Par la suite, le chapitre V cherche à répondre à la crainte selon laquelle le relativisme moral impliquerait des « trous noirs moraux » : c’est-à-dire qu’il rendrait théoriquement possible que des communautés vivent en fonction de normes qui nous apparaissent profondément immorales. Pour Velleman une telle possibilité est en pratique quasi impossible, car les êtres humains ont une tendance naturelle à accorder de la valeur aux autres êtres humains (en l’absence de pressions sociales contraires à cette tendance). Ce n’est pas une exigence de la raison pratique pure comme le soutenait Kant, mais plutôt un phénomène a posteriori : en tant qu’agent, nous en venons à concevoir notre propre conscience de soi, et nous percevons cette même conscience chez autrui. C’est ce qui nous permet de nous adonner à différentes activités dont certaines requièrent le constat que d’autres agents peuvent faire de même : faire des plans pour le futur, avoir des intentions conjointes, s’investir dans des relations interpersonnelles comme l’amitié et l’amour, etc. Les comportements considérés ordinaires et les normes morales d’une communauté se développent de façon à rendre possibles ces activités. Bref, les normes ont naturellement une tendance à favoriser des comportements prosociaux plutôt qu’antisociaux.

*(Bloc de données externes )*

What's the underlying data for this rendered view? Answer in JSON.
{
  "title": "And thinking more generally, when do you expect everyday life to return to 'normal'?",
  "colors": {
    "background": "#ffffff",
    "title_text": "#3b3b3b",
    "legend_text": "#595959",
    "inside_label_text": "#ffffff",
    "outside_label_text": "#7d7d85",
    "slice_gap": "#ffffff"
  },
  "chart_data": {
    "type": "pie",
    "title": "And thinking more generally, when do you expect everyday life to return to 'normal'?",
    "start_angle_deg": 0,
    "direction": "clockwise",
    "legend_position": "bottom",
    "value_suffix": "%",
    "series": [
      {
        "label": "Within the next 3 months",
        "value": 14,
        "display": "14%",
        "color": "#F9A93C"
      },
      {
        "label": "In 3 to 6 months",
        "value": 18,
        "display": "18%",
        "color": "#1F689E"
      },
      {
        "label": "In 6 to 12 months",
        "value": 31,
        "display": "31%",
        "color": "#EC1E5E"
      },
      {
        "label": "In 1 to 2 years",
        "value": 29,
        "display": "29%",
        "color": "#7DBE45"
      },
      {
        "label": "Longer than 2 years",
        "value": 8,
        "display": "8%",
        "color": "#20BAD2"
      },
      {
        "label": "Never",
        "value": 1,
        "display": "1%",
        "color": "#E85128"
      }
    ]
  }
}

En guise de conclusion, le chapitre VI offre une réponse à l’argument selon lequel le relativisme rendrait la vie absurde. Velleman articule sa réponse autour de certains passages de l’article « Absurd[5] » de Thomas Nagel dont il se sert pour définir et distinguer les concepts d’absurde, de ridicule, d’arbitraire et de spécifique (au sens de singulier). Il en conclut que, bien que nous ne puissions faire appel à l’idée de valeurs objectives et universelles pour donner un sens à notre vie, et bien que chaque individu ou communauté fasse l’expérience du monde de façon singulière et contingente, il n’en demeure pas moins que, par notre nature humaine, nous sommes tous inclinés à prendre notre vie au sérieux. Et en ce qui concerne le sérieux de la moralité, Velleman réaffirme que son relativisme n’empêche pas le progrès moral. La possibilité d’un progrès moral à l’intérieur des communautés est suffisante pour que la moralité soit prise au sérieux.

Une fois la lecture terminée, pouvons-nous être convaincus par la théorie de Velleman ? Disons ceci : cet ouvrage porte très bien son titre, il propose des fondements au relativisme moral, mais sans réellement aller plus loin. Il offre des pistes de solution qui méritent d’être explorées plus en profondeur, mais la brièveté de l’ouvrage ne permet pas d’étoffer suffisamment les arguments avancés ; ceux-ci prêtent le flanc à la critique, particulièrement en ce qui a trait aux chapitres IV à VI. Entre autres, l’argument selon lequel les communautés adhèrent parfois à des interprétations du monde irréconciliables mériterait un traitement plus approfondi, certains défendant l’idée selon laquelle nos désaccords ne sont que superficiels et qu’il est toujours possible de remonter à des valeurs communes. Par ailleurs, la thèse selon laquelle les êtres humains auraient une tendance naturelle à valoriser les autres êtres humains — non grâce à un exercice de la raison mais par un instinct inné — devrait être enrichie d’une explication élucidant pourquoi de nombreuses communautés semblent adopter des normes en opposition avec cet instinct. Finalement, l’idée de progrès moral telle que conçue par Velleman semble avoir des conséquences contre-intuitives. Si le progrès moral se réduit à un progrès social où ce qui progresse, c’est notre capacité d’interaction et de compréhension mutuelle, n’est-il pas douteux qu’une société extrêmement hiérarchisée puisse être très évoluée selon ces critères, en dépit du fait que les classes inférieures soient entièrement à la merci des classes supérieures ? Est-ce là simplement une intuition morale « biaisée » ?

Quoi qu’il en soit, ces objections n’enlèvent rien à pertinence de l’ouvrage. Velleman propose les fondements d’un relativisme sophistiqué. Il reste maintenant à édifier à partir d’eux.